À la fin du 18e siècle, l’ornithologue allemand Johann Bechstein a présenté une idée différente. Au lieu que les hôtes soient exploités, il a proposé qu’ils soient « hors d’eux-mêmes de joie » à l’occasion d’élever un poussin de coucou. C’était « un honneur » de s’en occuper. Les biologistes modernes rejettent cette notion, car l’intérêt personnel, et non la générosité, est la devise de l’évolution par sélection naturelle. Cependant, les résultats d’une étude menée sur 16 ans et publiée dans la revue Science suggèrent qu’il était peut-être sur quelque chose.
En examinant différemment la relation entre ces espèces, l’étude, dirigée par Daniela Canestrari, révèle que les corbeaux ne se défendent pas parce qu’ils bénéficient en fait de la présence d’un coucou dans le nid. En combinant des données collectées sur 16 ans et des expériences de terrain minutieuses, l’étude montre que les nids contenant des coucous produisent plus de poussins de corbeaux que ceux qui n’en contiennent pas. Mieux encore, les auteurs montrent comment on arrive à cette conclusion tout à fait contre-intuitive.
Lorsqu’ils sont dérangés, les poussins de coucou à grande tache émettent de copieuses quantités d’une substance collante et odorante. Les auteurs ont testé l’hypothèse inédite selon laquelle cette substance malodorante dissuade les prédateurs du nid. Si l’on donnait aux chats et aux faucons de savoureux morceaux de viande de poulet, mais enduits de l’excrétion du coucou, ces prédateurs typiques du nid étaient repoussés.
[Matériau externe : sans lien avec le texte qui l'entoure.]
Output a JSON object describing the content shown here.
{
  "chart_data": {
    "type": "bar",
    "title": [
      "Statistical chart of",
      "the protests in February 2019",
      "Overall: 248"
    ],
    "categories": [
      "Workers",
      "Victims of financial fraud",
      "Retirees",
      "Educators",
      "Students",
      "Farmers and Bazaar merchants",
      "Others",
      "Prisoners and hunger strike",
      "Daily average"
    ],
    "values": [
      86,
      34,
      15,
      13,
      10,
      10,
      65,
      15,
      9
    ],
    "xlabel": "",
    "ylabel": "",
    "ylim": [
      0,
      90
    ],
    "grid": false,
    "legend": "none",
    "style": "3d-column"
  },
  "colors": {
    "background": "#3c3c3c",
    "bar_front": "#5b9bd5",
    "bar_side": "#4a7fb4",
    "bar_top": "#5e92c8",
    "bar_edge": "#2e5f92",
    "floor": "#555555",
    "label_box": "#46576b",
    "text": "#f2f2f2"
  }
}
Cela indique que l’excrétion du coucou est un mécanisme de défense très puissant, susceptible de sauver à la fois les poussins de coucous et de corbeaux si un prédateur vient les appeler.
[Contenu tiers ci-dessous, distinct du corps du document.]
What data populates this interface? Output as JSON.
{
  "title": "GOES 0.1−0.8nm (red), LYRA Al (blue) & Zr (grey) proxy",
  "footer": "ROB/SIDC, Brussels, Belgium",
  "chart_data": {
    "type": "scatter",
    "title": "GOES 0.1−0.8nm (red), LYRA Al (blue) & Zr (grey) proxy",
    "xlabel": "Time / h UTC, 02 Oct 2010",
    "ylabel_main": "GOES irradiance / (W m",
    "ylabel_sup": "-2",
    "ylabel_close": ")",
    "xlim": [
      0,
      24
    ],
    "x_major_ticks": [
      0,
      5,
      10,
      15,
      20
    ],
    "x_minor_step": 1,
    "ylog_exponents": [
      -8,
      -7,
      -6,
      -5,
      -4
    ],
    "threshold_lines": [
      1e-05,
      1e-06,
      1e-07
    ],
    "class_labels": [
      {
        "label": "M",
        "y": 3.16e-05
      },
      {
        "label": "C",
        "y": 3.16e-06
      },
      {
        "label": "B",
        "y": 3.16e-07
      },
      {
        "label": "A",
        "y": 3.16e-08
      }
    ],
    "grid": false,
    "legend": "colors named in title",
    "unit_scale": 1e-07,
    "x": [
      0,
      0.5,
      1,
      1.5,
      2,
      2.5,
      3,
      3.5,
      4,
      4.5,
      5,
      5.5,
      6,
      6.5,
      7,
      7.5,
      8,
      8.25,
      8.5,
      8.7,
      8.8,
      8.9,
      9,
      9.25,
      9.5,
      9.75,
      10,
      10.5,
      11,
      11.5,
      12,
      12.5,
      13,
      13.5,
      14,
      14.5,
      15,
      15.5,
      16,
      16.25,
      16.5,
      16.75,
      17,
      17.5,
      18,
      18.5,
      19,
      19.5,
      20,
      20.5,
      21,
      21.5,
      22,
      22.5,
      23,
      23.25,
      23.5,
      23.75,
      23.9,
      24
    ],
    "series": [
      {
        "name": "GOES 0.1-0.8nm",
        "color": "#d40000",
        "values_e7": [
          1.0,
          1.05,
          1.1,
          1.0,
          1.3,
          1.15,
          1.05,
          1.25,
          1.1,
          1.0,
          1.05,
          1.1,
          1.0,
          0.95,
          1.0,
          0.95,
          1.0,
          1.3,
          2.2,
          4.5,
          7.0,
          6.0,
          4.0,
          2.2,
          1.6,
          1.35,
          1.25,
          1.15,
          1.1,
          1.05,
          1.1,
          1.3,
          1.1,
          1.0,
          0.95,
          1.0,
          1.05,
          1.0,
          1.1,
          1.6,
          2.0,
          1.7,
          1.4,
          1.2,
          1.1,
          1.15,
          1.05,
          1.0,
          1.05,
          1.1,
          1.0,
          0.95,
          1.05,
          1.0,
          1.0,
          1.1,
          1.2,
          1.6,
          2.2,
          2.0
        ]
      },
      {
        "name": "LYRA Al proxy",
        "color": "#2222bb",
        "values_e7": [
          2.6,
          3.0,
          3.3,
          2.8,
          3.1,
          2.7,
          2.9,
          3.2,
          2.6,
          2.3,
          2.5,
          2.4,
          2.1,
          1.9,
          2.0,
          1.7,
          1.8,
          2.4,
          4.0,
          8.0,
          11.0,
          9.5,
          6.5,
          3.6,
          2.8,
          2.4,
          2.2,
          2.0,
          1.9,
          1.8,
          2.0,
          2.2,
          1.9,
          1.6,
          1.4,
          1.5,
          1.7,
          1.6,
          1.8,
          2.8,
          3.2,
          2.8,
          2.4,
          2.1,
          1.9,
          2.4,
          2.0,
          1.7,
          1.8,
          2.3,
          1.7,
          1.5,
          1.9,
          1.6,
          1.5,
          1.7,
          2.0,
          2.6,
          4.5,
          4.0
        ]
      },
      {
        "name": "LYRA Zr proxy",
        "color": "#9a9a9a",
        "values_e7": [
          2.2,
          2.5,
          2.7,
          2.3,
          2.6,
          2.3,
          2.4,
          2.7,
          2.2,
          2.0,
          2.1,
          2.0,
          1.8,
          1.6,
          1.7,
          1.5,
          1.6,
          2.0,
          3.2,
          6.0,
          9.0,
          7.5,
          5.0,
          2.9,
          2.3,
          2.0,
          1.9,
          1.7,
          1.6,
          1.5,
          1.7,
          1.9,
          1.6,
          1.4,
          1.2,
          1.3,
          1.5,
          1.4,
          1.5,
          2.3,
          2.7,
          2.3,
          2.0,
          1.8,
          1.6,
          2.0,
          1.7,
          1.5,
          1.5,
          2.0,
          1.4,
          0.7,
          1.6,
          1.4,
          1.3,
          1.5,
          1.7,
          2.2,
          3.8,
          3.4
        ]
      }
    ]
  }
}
Donc, bien que les corbeaux semblent se comporter généreusement envers les coucous, ils sont en fait toujours égoïstes – ils tolèrent les coucous en raison du bénéfice qu’ils apportent à leurs propres petits.
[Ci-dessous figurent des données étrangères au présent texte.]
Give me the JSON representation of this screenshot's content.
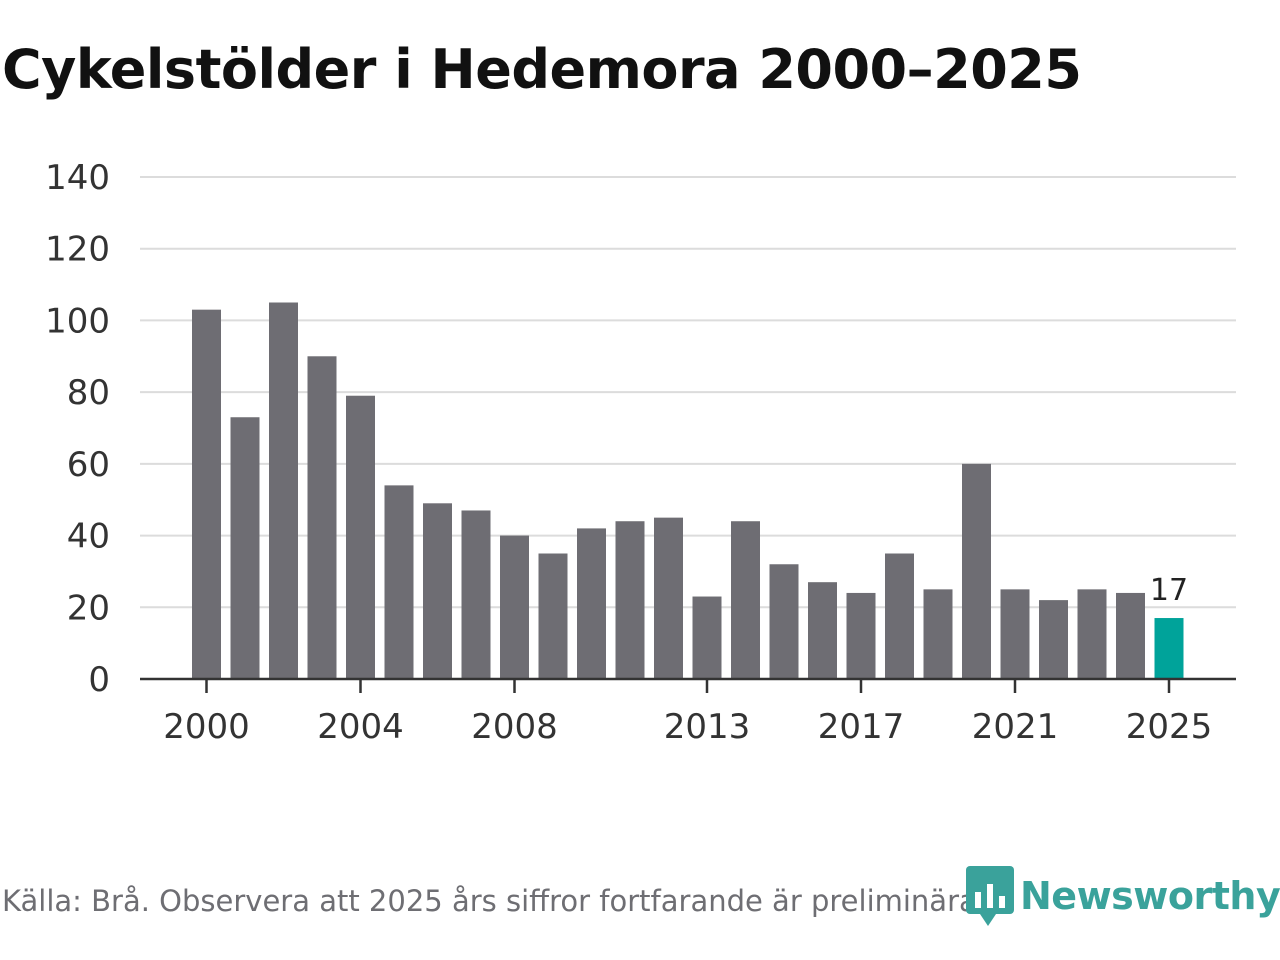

Mais les corbeaux « accueillent-ils » les coucous, comme l’a suggéré Bechstein ? C’est probablement un peu plus compliqué que cela. Les corbeaux nichent de manière communautaire – leurs nids touffus étant souvent visibles à la vingtaine dans les branches nues des arbres – et une étude précédente sur ce même site de terrain a montré que les groupes plus importants de nids de corbeaux sont moins susceptibles d’être parasités par les coucous. Si élever un coucou est si bénéfique pour la survie des poussins de corbeaux, on pourrait s’attendre à l’inverse. Peut-être que le fait d’avoir d’autres corbeaux pour aider à élever les poussins contribue également à dissuader les prédateurs – le bénéfice des excrétions des coucous ne l’emporte plus sur leur coût.
Parmi les espèces de coucous qui n’expulsent pas leurs compagnons de nid, beaucoup émettent également des fluides odorants similaires. Cette étude montre donc qu’il serait peut-être temps de revoir nos conclusions quant aux raisons pour lesquelles leurs hôtes n’ont pas également évolué vers des moyens de défense. Dans les zones où les prédateurs sont nombreux, même le plus petit avantage conféré par un poussin de coucou peut être suffisant pour entraver l’évolution naturelle des défenses chez l’espèce hôte.
Dans le passé, lorsque nous avons découvert des hôtes parasites de couvain sans défenses apparentes contre le parasitisme, nous sommes arrivés à une conclusion différente. Peut-être ces hôtes évolueront-ils des défenses, mais il n’y a pas encore eu suffisamment de temps d’évolution pour le faire – les hôtes sont à la traîne. Bien que plausibles, ces explications sont rarement satisfaisantes car elles sont presque impossibles à tester ou à falsifier. C’est pourtant ce que viennent de faire Daniela Canestrari et ses collègues. Bien que malodorante, la leur est une explication bien plus satisfaisante.
Rose Thorogood reçoit des fonds du Natural Environment Research Council UK (NERC) et une bourse Society in Science – Branco Weiss.
Cet article a été initialement publié sur The Conversation. Lire l’article original.